Countless designers, even those who seem unlikely to share similarities with the preppy-jacket style, have been incorporating bombers in their ready-to-wear clothing ranges for spring/summer and autumn/winter seasons.
Fashion notes: Learn to love the bomber jacket
If Elie Saab, master of bridal wear and all things couture, can incorporate a bomber jacket in his ready-to-wear collection at Paris Fashion Week, you know that there’s no escaping it: the bomber is the official must-have outerwear style of the year. Countless designers, even those who seem unlikely to share similarities with the preppy-jacket style, have been incorporating bombers in their ready-to-wear clothing ranges for spring/summer and autumn/winter seasons.

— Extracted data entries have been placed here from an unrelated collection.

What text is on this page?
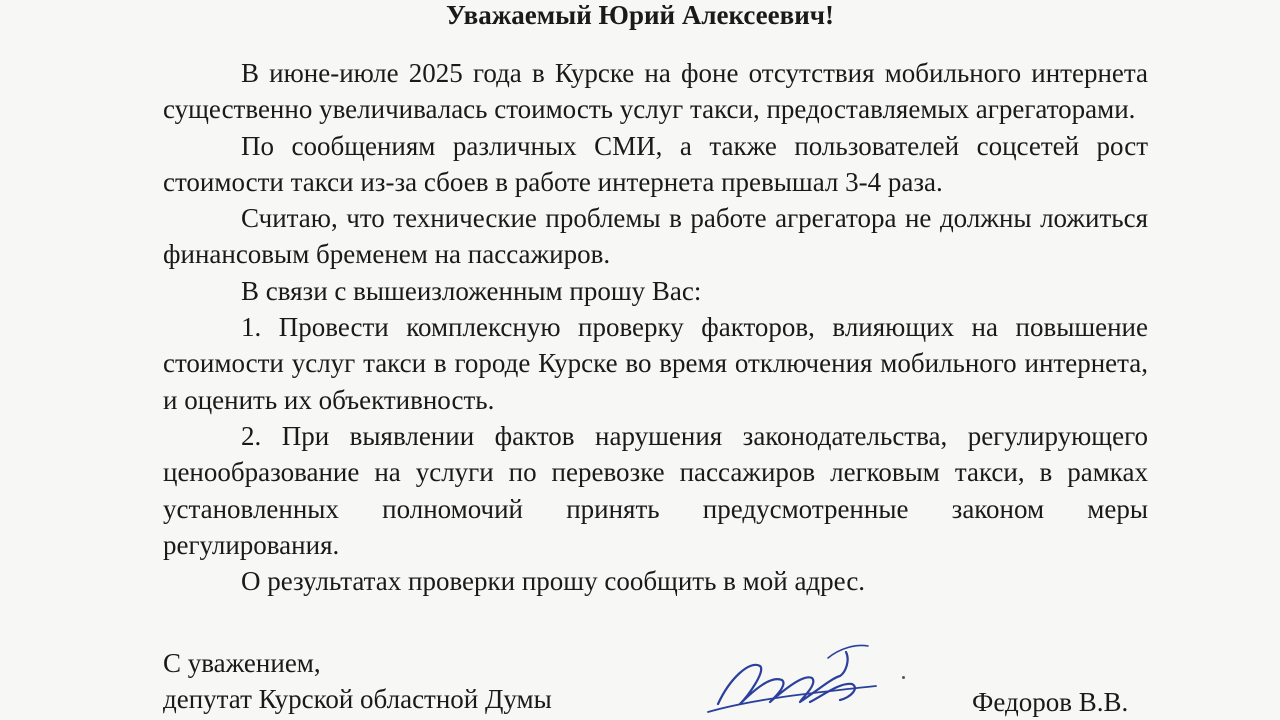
Уважаемый Юрий Алексеевич!

В июне-июле 2025 года в Курске на фоне отсутствия мобильного интернета существенно увеличивалась стоимость услуг такси, предоставляемых агрегаторами.

По сообщениям различных СМИ, а также пользователей соцсетей рост стоимости такси из-за сбоев в работе интернета превышал 3-4 раза.

Считаю, что технические проблемы в работе агрегатора не должны ложиться финансовым бременем на пассажиров.

В связи с вышеизложенным прошу Вас:

1. Провести комплексную проверку факторов, влияющих на повышение стоимости услуг такси в городе Курске во время отключения мобильного интернета, и оценить их объективность.

2. При выявлении фактов нарушения законодательства, регулирующего ценообразование на услуги по перевозке пассажиров легковым такси, в рамках установленных полномочий принять предусмотренные законом меры регулирования.

О результатах проверки прошу сообщить в мой адрес.

С уважением,
депутат Курской областной Думы	Федоров В.В.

Jackets in general have been in the limelight of late, as designers take to embellishing, embroidering and distressing them, quite extravagantly, at times. While some examples on the catwalk and hung on high-street racks mirror a cookie-cutter typical look, major fashion houses are putting their own unique stamps on the piece.
Gucci is at the forefront of the race, with stellar designs currently in store. One lavender metallic leather piece features floral appliqués and mustard-yellow striped ribbing, while another is made from silk-satin printed with bumblebees and roses, topped off with oversized butterfly emblems. Isabel Marant bombers showcase vibrant colours and large embroidered motifs on the backs, featuring creatures such as eagles and dragons. One Anna Sui design, meanwhile, is adorned with beaded embellishments in tropical shapes such as pineapples and hibiscus flowers.
You may think that the bomber jacket isn’t for everyone. But really, it is. You don’t have to be an athlete to pull it off. Current offerings in stores everywhere show styles with delicate, floral embroidery. A lot of bomber jackets these days sport patches, badges or pins, but these somehow cheapen the overall vibe. Don’t get me wrong – when tacked onto denim jackets and jeans, patches are great, and I often decorate my own denims with them. But juvenile, cartoony patches just don’t gel well with silky, shiny bomber jackets.
While you may be wondering how I can possibly be writing about outerwear while the Middle East summer heat is at its practically unbearable peak, think about your office environment. Is the air conditioning usually turned up, making the workplace feel like a refrigerator? Plus, recall your recent trip to the shopping mall, or movie theatre – didn’t you wish you had brought a cardigan? What’s great about bomber jackets is that most are lightweight and don’t have any wool or fleece linings, making them more practical for summer indoor-outdoor temperature fluctuations than cardigans or heavy denim jackets. Not to mention it’s far less mumsy than an oversized cardigan and it will take you through the coming autumn season, where you will be able to get more wear from it.
Possibly the best thing about the bomber, however, is its versatility. Pair it with a maxi dress, with a skirt and graphic tee, with leggings or with a white blouse and boyfriend jeans, and it will notably elevate your ensemble. For that fresh, fashion-girl look, shrug it over your shoulders rather than wearing it with your arms inside the sleeves. I recommend that you buy a size or two bigger than your normal size, because the bomber looks best when baggy. While longer, thigh-length versions are also available, these are probably better suited to cooler months.
If neither striped varsity styles nor embroidered feminine numbers suit your style, consider a bomber that’s absolutely plain. Silky, padded, quilted – these types are also available on the high street; I just spotted some at Zara and H&M. The latter is where I also happened to buy my own silky floral-printed bomber, for the affordable price of Dh180.